Successful “American”-style town centers overseas celebrate the local culture and citizenry, without feeling artificial or prefabricated. Research needs to be done so that the new blends with the old, remaining sensitive to, and keenly aware of, local customs and culture.

A project like Aleste Village Center illustrates that, while the design fundamentals for creating vibrant, sustainable town centers are universal, it is in their specific and particular application to each locality and community that will determine the success of the town center integrating with and thriving among what stood before it.

The More Things Change…

This is not to say that there isn’t evolution continually happening in retail and mixed-use centers. Even the Eastons of the world continue to evolve and adapt to changing consumer demands and behaviors. Retailers are getting smaller; anchors are becoming smaller and fewer; and the state of cinemas needs to be continually monitored, as they were once entertainment anchors and centers of gravity within the built environment. But now the future of the format is unclear.

The pandemic changed visitor behaviors as well, as we were first practically forced to seek outdoor dining options then later came to appreciate, and for many, prefer dining al fresco. As designers and developers, we need to bake these new preferences into our design and planning.

Something we’ve learned over the years is that outdoor centers will benefit from having some portion of enclosed space as well. Seasonal climate variance or daily weather events can’t be the sole determinant of whether the center has the ability to serve patrons or not on a given day or during certain times of year.

Projects are getting smaller from a footprint standpoint, driven largely by the decrease of retailers demanding leasable space. But this is giving town center developers the opportunity to scale up, rather than out. Incorporating residential and office above retail—perhaps to a greater extent than before (three-, four- or five-story buildings instead of two, e.g.)—is a genuine and authentic facsimile of downtowns that grew more dense in the era predating urban sprawl.

Food and entertainment tenants comprise a larger percentage of the overall project use.
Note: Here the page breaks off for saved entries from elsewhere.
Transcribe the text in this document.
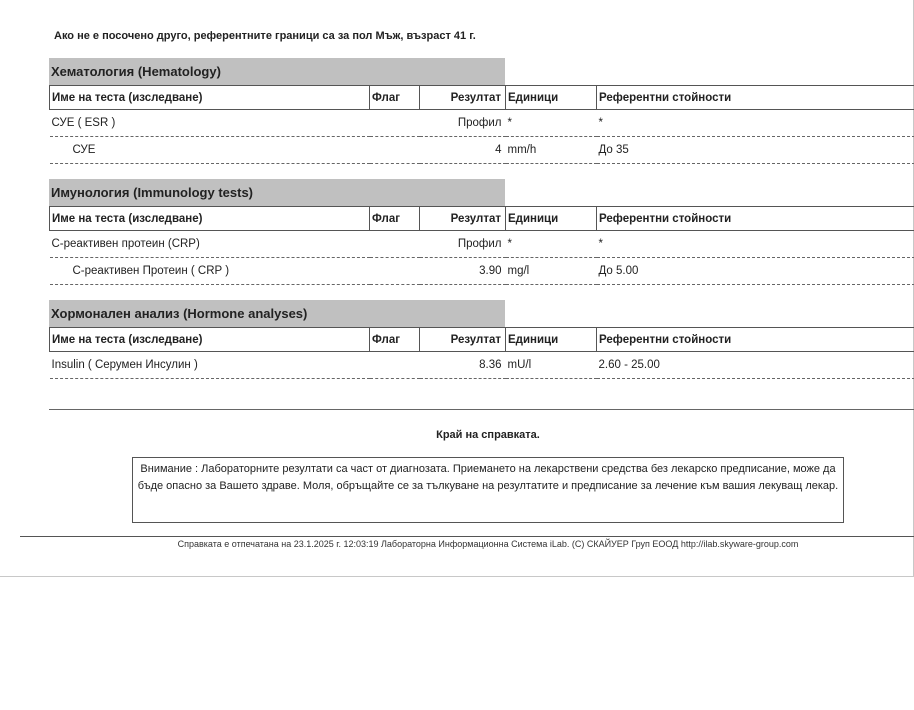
Ако не е посочено друго, референтните граници са за пол Мъж, възраст 41 г.
Хематология (Hematology)
Име на теста (изследване)	Флаг	Резултат	Единици	Референтни стойности
СУЕ ( ESR )		Профил	*	*
СУЕ		4	mm/h	До 35
Имунология (Immunology tests)
Име на теста (изследване)	Флаг	Резултат	Единици	Референтни стойности
С-реактивен протеин (CRP)		Профил	*	*
С-реактивен Протеин ( CRP )		3.90	mg/l	До 5.00
Хормонален анализ (Hormone analyses)
Име на теста (изследване)	Флаг	Резултат	Единици	Референтни стойности
Insulin ( Серумен Инсулин )		8.36	mU/l	2.60 - 25.00
Край на справката.
Внимание : Лабораторните резултати са част от диагнозата. Приемането на лекарствени средства без лекарско предписание, може да бъде опасно за Вашето здраве. Моля, обръщайте се за тълкуване на резултатите и предписание за лечение към вашия лекуващ лекар.
Справката е отпечатана на 23.1.2025 г. 12:03:19 Лабораторна Информационна Система iLab. (С) СКАЙУЕР Груп ЕООД http://ilab.skyware-group.com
Taking this trend, which is likely to continue, into account allows the designer and developer to imagine new and innovative master plans that might not resemble a “shopping center” in the traditional sense, but more of a bazaar or some other hub of human interactivity.
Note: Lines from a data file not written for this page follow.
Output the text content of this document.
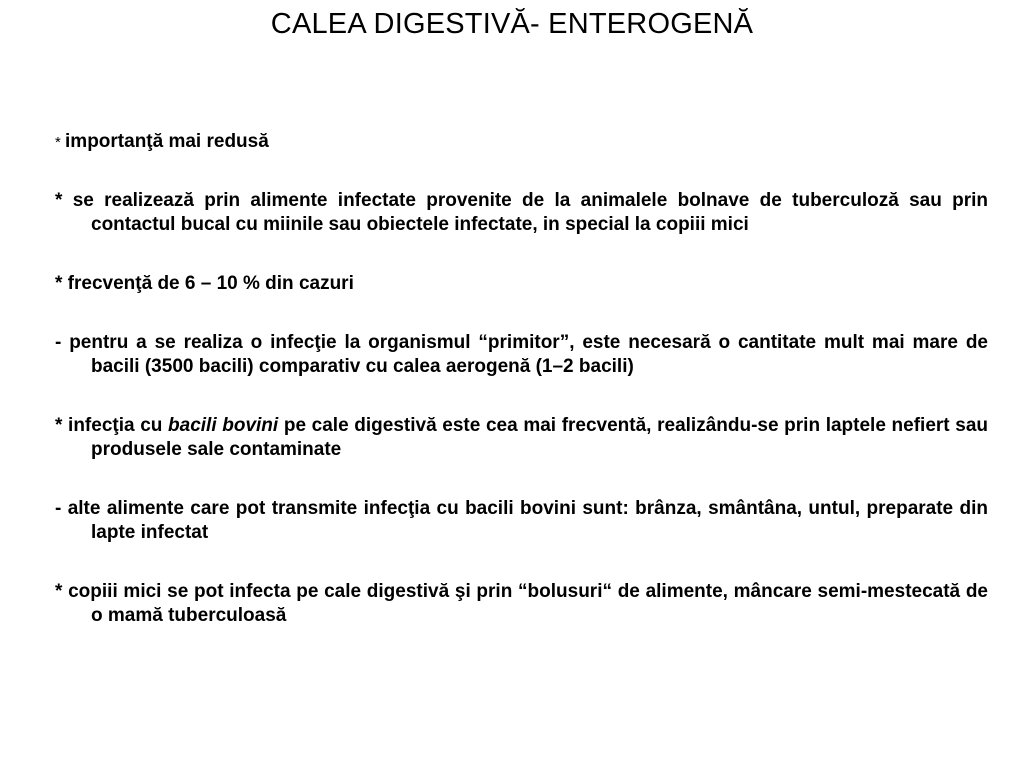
CALEA DIGESTIVĂ- ENTEROGENĂ

* importanţă mai redusă

* se realizează prin alimente infectate provenite de la animalele bolnave de tuberculoză sau prin contactul bucal cu miinile sau obiectele infectate, in special la copiii mici

* frecvenţă de 6 – 10 % din cazuri

- pentru a se realiza o infecţie la organismul “primitor”, este necesară o cantitate mult mai mare de bacili (3500 bacili) comparativ cu calea aerogenă (1–2 bacili)

* infecţia cu bacili bovini pe cale digestivă este cea mai frecventă, realizându-se prin laptele nefiert sau produsele sale contaminate

- alte alimente care pot transmite infecţia cu bacili bovini sunt: brânza, smântâna, untul, preparate din lapte infectat

* copiii mici se pot infecta pe cale digestivă şi prin “bolusuri“ de alimente, mâncare semi-mestecată de o mamă tuberculoasă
exporting town centers_Costa Rica

…The More They Stay the Same

What hasn’t changed in the three decades that we’ve been designing town centers domestically and internationally is a concept we hear often: “Live. Work. Play.” Many in the pandemic have lamented the “bubble” they’ve lived in for months. But the truth is, we humans gravitate to bubbles. 

Town centers, if they are going to be seamlessly woven into the fabric of the surrounding community, need to be walkable. People around the world have consistently and universally demonstrated a true desire to live in a “one-to-five-minute world”—a 24/7 live-work-play lifestyle that has been at the center of human existence for centuries. In this true “town center” community, there exists traffic for businesses after (and during) typical work hours, taking advantage of opportunities for retail tenants to rely on office and residential traffic; and residential tenants and owners can take advantage of nearby dining, shopping and even working options. 
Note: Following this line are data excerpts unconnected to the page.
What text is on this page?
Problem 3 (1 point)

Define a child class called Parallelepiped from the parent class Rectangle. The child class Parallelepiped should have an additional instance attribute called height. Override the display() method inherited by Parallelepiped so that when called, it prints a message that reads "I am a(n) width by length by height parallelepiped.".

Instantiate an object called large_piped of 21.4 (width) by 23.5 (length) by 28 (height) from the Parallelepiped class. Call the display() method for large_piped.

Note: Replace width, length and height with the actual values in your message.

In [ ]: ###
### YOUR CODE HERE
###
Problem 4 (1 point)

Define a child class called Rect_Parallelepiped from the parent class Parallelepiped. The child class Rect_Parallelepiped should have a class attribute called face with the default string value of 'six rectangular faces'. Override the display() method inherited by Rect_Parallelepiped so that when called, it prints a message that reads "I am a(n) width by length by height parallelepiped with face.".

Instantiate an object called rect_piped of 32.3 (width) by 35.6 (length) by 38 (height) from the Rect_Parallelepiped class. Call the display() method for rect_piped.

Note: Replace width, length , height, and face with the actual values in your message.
Town centers that look like they have standed the test of time will, in fact, stand the test of time. Their appeal will be enduring, and their existence eminently sustainable. The formats that we’ve seen struggle in recent years often look as though they’re detachable from the community they’re supposed to be serving. And if something is struggling and looks to be detachable, it will be tempting to detach it.

But the enduring environments, whether in America or around the world, are those that embraced longevity and continuity aforethought. That, in the end, is the chief export of the American town center ideal: the notion that you’re not building a project, you’re evolving, enhancing and expanding a true community.